Pero recuerdo cómo se siente un ladrón. Es como vivir en una habitación sin ventanas. Y al rato es como vivir en un lugar sin muros. Se siente un frío mortal en torno al corazón y es como si el corazón fuese a morir al cabo de un instante y ya no hubiese más esperanzas, sólo furia en la cabeza y temor en las entrañas. Imagino que algunos condenados deben mirar hacia abajo con piedad y terror sólo por sí mismos, dentro de círculos más bajos que los suyos propios. El prolongado paso de la prisión fuerza a los hombres a adoptar formas inusitadas, y hay algunos que quedan transformados en santos retorcidos.

Un cuadro clásico: asesino esquizofrénico, verdugo justiciero. La gente que no cree en el divorcio a veces cree en el asesinato. Algunos asesinos y psicópatas sexuales vuelven al lugar de los hechos para poner la cabeza en el cepo. Sus cuellos ansían la soga; se esfuerzan por ahorcarse solos. En cambio, es raro lo que sucede con los estafadores: a menudo provienen de familias respetables y acomodadas.
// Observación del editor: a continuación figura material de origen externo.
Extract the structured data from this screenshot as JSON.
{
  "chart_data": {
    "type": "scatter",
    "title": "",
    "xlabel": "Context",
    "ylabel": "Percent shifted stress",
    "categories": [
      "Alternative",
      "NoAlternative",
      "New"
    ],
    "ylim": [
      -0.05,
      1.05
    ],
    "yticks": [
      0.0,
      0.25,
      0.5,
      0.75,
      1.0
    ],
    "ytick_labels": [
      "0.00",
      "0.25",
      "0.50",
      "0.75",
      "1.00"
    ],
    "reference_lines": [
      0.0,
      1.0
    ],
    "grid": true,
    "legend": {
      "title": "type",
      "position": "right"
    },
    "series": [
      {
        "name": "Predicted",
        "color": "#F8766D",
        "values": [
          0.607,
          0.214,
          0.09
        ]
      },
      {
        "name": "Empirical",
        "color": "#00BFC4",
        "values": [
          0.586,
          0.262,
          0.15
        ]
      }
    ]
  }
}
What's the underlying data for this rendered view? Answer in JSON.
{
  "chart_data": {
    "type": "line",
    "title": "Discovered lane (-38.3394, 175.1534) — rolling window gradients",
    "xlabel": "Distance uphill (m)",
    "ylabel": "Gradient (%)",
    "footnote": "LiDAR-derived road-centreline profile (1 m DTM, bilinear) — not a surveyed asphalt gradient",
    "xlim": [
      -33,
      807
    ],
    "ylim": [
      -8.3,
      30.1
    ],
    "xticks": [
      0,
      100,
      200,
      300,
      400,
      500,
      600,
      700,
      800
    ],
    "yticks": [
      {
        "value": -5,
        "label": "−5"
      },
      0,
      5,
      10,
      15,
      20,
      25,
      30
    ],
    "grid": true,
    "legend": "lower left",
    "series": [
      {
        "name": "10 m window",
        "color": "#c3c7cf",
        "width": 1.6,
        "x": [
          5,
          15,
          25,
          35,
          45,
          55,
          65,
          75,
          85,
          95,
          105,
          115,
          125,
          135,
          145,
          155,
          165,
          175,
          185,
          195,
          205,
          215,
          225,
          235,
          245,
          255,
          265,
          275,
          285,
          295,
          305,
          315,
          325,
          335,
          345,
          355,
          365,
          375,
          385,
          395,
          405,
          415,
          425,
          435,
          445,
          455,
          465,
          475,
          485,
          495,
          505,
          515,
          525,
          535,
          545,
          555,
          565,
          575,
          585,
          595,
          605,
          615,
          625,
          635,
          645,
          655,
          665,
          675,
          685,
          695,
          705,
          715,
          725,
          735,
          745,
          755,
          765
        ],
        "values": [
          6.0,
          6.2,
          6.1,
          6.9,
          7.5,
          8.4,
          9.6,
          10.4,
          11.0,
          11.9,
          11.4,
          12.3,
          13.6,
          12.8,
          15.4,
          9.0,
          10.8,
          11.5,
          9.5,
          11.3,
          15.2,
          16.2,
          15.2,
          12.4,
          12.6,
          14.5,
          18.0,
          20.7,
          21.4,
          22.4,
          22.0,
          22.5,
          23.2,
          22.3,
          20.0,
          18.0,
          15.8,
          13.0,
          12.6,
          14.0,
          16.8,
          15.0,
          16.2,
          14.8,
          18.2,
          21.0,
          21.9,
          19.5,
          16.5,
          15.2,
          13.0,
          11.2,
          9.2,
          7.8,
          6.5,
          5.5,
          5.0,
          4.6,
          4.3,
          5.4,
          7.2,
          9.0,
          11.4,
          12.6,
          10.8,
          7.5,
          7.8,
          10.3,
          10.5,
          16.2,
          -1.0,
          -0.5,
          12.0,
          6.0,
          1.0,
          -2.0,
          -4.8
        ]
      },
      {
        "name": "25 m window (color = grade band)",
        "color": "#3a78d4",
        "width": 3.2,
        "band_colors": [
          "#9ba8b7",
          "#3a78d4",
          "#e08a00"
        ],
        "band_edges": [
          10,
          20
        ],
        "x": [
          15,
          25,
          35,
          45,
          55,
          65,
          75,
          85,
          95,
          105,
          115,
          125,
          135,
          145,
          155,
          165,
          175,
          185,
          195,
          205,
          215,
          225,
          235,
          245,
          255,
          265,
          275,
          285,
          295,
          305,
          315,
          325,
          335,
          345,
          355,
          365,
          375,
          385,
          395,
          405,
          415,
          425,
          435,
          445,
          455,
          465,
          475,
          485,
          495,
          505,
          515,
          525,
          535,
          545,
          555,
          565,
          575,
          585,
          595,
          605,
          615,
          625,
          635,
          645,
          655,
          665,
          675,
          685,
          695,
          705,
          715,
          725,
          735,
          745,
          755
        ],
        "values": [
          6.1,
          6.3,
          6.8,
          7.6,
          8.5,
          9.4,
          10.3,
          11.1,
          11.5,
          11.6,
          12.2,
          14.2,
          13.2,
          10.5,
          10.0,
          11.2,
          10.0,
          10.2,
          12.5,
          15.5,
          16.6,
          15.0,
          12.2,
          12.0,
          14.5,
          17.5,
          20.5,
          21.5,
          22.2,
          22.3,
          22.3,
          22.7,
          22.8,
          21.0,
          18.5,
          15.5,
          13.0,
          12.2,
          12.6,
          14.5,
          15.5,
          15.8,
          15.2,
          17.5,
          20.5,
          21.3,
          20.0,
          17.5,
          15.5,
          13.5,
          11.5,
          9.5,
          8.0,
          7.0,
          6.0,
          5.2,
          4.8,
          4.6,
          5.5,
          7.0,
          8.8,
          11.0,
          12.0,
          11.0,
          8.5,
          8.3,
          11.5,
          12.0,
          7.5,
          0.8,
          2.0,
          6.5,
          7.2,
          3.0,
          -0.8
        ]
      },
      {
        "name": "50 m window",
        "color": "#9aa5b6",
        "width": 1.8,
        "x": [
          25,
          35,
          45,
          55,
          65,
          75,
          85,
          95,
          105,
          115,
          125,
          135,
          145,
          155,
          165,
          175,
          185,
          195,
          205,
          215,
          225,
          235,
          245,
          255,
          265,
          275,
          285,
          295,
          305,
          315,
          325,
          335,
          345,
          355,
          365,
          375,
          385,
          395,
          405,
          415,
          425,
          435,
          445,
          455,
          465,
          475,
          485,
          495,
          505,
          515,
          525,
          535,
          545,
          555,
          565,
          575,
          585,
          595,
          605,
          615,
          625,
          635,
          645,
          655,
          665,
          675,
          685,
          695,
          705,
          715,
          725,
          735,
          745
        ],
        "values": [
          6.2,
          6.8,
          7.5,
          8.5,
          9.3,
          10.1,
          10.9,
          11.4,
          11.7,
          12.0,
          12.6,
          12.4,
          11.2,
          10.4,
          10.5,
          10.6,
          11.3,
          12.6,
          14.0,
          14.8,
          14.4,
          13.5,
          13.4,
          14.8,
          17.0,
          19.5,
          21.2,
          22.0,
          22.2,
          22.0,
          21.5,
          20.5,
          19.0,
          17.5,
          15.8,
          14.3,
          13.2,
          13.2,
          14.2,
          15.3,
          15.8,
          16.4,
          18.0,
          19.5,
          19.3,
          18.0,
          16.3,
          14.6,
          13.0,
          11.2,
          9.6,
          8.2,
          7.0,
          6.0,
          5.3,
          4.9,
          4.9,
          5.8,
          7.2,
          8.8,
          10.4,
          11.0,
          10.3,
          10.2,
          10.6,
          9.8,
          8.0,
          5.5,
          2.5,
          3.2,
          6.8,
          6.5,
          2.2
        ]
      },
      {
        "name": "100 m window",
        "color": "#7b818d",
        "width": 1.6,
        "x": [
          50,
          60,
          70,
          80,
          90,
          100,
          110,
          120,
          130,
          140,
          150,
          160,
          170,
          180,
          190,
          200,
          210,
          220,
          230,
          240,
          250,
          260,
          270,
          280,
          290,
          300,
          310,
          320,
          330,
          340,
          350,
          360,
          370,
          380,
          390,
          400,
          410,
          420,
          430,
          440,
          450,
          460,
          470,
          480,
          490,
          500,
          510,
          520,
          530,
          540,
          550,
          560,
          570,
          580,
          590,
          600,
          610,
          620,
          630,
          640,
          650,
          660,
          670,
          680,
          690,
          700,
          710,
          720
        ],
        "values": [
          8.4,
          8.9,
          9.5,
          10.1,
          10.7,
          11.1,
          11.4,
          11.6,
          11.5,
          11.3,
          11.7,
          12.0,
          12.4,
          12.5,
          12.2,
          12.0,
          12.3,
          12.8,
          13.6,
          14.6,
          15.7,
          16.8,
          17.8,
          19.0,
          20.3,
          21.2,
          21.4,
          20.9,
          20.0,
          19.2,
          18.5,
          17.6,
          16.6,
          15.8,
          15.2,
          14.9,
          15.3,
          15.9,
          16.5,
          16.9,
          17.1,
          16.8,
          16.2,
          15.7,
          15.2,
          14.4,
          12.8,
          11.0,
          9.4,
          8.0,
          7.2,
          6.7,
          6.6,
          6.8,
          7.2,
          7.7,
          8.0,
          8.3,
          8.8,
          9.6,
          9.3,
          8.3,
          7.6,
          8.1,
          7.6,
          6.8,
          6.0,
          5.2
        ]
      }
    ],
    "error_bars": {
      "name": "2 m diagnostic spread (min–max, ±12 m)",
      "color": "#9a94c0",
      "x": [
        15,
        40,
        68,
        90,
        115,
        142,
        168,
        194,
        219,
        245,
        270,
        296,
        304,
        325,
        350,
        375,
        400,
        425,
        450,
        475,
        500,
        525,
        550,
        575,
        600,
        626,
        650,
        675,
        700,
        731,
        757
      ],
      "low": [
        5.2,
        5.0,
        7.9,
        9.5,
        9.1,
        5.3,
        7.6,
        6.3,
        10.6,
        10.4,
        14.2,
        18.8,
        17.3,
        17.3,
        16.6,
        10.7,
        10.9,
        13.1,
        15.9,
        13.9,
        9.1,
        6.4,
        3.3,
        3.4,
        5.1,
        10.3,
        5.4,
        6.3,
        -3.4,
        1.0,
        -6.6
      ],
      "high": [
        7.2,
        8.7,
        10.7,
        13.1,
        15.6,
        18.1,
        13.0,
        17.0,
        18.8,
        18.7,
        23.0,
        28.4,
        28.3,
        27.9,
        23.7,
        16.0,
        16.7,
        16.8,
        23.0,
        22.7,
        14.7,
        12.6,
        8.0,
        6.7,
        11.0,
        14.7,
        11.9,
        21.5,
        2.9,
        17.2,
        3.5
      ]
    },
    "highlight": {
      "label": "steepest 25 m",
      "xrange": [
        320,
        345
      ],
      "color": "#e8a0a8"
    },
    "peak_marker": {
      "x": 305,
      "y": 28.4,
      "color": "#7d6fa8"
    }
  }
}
Muchos secuestros terminan en asesinato por conveniencia. Y cada vez es más joven la gente que secuestra por dinero. Pero los motivos para el secuestro también están cambiando con los tiempos. Cada vez sucede con mayor frecuencia que no son más que descarados juegos de poder, con el único objeto de dominar a otra persona.

El dinero no siempre es lo principal en algunos intentos de extorsión. El extorsionador quizá está convencido de ello, pero lo que en realidad busca es una especie de satisfacción emocional: tomarse alguna oscura venganza de la vida. Hay personas que tienen la voz fría y llena de sufrimiento: han sufrido tanto que son inmunes al sufrimiento de los demás.

Próxima a la ruta, una luminosa pantalla de autocine, en la que dos hombres se golpeaban al ritmo de una música impetuosa, se levantaba contra la oscuridad de la noche como un gigantesco sueño de violencia. Y la sirena de los patrulleros, un lamento a la distancia, es como una proclama de nuevas amenazas de violencia que, como siempre, llega tarde.